Gedwongen creativiteit
Want les één voor inspiratie is: forceer niets. En dat is moeilijker dan je denkt. Vergelijk het met slapen: ook dat kun je niet afdwingen. Toen ik een periode slecht sliep, deed ik een cursus. In plaats van slapen, leerde ik wakker liggen. En voilà: ik sliep weer. Zo werkt het met inspiratie ook. Ik accepteer (tot op zekere hoogte) dat het schrijven niet wil vlotten. Geef mezelf ruimte, laat het gaan. Wandel een rondje, lees een boek, bel een buddy – en de inspiratie dient zich vanzelf weer aan wanneer ik er totaal niet op zit te wachten.
Pingpongbrein
Er is meer dat mijn inspiratie in de weg staat. Veel meer. Drie, vier, vijf verschillende projecten, nog een offerte en een paar onbeantwoorde mails bijvoorbeeld. Ze vragen allemaal een klein stukje van de ruimte in mijn bol. Mijn gedachten pingpongen tussen alles wat nog moet gebeuren. Maar wil ik écht creatief zijn, dan heb ik alle ruimte in mijn hoofd nodig.
Begin ruw, polijst later
En mijn nummer één creativiteitskiller? Dat is: het meteen perfect willen doen. Meteen met die ‘wauwie-huppel-huppel-beginzin’ te komen. Hoppa, zo uit het mouwtje geschud. Hoewel ik soms denk dat andere tekstschrijvers dat kunnen, weet ik stiekem wel beter.

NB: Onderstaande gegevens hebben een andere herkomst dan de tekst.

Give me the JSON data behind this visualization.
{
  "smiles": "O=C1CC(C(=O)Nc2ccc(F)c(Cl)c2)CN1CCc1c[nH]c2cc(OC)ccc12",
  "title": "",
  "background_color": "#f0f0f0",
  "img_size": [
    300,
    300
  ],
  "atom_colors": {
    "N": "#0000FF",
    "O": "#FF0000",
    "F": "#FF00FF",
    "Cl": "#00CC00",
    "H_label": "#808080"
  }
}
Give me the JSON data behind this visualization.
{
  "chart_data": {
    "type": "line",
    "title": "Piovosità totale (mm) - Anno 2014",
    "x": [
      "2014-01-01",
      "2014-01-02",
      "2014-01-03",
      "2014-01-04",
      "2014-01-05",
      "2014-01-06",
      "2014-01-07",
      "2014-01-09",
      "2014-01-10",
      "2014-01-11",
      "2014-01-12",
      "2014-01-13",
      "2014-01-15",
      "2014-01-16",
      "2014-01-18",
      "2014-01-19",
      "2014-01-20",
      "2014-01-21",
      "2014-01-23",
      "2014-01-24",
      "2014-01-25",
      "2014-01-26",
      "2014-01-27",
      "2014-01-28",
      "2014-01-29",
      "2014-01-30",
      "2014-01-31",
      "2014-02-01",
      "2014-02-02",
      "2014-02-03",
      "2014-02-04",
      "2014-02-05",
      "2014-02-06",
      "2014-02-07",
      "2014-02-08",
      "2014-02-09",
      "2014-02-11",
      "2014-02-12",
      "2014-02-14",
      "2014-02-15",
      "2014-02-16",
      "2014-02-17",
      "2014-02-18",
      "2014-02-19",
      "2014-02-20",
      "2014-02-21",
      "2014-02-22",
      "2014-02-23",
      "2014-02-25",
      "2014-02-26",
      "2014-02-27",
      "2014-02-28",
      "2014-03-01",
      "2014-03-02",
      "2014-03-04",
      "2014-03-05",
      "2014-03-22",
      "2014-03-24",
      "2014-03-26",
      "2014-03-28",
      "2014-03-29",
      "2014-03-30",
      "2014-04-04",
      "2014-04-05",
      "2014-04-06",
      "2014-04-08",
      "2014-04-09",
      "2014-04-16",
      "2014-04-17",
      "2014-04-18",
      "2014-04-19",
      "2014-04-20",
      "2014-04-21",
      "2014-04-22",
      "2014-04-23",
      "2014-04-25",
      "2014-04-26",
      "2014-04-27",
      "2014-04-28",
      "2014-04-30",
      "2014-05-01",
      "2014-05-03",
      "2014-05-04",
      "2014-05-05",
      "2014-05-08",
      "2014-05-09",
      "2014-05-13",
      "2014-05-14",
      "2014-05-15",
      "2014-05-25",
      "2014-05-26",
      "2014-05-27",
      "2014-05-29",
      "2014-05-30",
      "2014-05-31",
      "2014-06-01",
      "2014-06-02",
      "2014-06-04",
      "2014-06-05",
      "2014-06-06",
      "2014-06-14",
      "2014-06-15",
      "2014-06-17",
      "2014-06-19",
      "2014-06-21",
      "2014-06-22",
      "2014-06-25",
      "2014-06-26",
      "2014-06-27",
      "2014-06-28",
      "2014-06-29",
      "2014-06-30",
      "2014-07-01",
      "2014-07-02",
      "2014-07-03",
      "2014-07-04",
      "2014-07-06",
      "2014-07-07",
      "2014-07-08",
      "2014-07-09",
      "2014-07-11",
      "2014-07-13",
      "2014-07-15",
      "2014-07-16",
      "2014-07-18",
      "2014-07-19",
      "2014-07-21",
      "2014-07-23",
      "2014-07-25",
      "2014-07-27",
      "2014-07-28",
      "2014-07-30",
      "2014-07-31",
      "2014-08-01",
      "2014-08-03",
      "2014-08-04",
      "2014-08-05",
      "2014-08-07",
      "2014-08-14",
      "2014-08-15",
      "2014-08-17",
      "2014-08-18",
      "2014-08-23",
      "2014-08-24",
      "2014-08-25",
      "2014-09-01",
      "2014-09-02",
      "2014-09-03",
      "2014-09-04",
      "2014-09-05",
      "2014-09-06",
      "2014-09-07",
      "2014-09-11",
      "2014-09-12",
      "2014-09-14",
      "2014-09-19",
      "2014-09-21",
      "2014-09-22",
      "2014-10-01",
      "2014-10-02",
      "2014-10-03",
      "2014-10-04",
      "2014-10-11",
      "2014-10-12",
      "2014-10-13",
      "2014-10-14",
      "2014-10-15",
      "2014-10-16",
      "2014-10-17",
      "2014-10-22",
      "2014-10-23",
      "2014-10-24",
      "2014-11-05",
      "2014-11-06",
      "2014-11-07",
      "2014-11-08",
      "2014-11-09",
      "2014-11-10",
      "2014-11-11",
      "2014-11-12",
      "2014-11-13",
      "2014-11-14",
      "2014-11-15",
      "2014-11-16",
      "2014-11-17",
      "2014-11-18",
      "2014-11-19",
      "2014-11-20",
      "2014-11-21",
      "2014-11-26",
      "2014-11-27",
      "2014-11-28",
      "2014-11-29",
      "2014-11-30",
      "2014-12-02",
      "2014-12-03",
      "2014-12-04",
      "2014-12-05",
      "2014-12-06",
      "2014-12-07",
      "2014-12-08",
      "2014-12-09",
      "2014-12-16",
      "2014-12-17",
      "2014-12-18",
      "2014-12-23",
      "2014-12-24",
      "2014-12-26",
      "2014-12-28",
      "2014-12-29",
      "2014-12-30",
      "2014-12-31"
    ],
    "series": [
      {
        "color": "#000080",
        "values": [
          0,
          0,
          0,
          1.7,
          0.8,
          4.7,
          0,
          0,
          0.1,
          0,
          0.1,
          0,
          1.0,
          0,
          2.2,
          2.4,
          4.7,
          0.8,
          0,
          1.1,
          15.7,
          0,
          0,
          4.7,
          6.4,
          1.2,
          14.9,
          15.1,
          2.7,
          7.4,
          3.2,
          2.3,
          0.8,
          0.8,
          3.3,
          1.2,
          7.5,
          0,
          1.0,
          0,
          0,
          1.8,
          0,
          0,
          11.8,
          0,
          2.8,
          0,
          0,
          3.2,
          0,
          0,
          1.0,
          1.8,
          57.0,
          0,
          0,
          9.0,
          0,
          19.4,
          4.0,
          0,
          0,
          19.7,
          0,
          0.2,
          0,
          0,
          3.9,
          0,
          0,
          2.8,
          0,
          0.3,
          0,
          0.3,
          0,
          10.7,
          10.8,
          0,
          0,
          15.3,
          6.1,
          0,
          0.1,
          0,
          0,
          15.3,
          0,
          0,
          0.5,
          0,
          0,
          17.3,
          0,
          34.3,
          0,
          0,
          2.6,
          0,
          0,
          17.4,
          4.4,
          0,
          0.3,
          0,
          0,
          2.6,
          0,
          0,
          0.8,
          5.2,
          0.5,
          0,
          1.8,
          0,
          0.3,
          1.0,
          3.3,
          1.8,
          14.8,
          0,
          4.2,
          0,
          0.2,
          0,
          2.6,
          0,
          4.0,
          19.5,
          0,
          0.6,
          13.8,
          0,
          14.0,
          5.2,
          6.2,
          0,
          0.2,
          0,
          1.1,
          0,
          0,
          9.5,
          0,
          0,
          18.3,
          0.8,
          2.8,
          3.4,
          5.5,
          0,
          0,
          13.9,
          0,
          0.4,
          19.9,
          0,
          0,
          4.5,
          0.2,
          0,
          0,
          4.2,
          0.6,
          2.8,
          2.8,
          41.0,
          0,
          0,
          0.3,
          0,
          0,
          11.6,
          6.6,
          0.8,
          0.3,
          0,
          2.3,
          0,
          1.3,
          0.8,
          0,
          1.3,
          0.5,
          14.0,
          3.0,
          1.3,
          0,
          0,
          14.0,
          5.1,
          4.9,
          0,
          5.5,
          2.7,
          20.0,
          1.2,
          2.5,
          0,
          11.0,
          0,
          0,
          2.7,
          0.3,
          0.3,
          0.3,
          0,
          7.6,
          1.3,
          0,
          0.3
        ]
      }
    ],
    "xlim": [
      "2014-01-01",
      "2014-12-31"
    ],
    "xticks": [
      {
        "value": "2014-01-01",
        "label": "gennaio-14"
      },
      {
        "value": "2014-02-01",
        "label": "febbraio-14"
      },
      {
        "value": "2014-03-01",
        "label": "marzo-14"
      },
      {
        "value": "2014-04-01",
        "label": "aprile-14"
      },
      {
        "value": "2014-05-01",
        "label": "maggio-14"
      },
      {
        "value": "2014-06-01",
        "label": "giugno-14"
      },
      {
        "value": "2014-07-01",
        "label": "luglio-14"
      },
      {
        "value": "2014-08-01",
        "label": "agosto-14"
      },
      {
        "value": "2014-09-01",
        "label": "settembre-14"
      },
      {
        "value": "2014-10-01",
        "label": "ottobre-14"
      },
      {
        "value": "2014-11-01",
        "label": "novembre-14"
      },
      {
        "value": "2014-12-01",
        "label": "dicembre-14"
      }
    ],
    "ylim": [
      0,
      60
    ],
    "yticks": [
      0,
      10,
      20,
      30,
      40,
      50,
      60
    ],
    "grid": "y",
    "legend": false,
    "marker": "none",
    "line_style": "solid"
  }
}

En dus begin ik gewoon te typen, het eerste wat in mijn hoofd opkomt. Vergelijk het met een beeldhouwer. Van de ruwe steen kapt hij eerst de grote stukken weg. Daarna komt het fijnere gereedschap: de contouren van de sculptuur komen steeds beter in beeld. De laatste stap is het polijsten. Ik sta mezelf toe om in eerste instantie ‘slecht’ te schrijven. Ik zorg eerst dat het op papier komt, dat is de ruwe steen, en polijst later. Die gedachte maakt een wereld van verschil.
En kijk nou: op dat lege vel met die zenuwachtig knipperende cursor staat ineens dit blog. Levert mijn gebrek aan inspiratie toch nog iets goeds op.
Foto van MatteoPhotoPro2020 via Pixabay.
Sara Terburg zegt
Herkenbaar, Iris. Ik begin soms weleens onderaan, bij de allerlaatste vraag die ik gesteld heb. Omdat het dan lijkt alsof ik al heel ver ben😉 Ff een liedje zingen wil ook weleens helpen.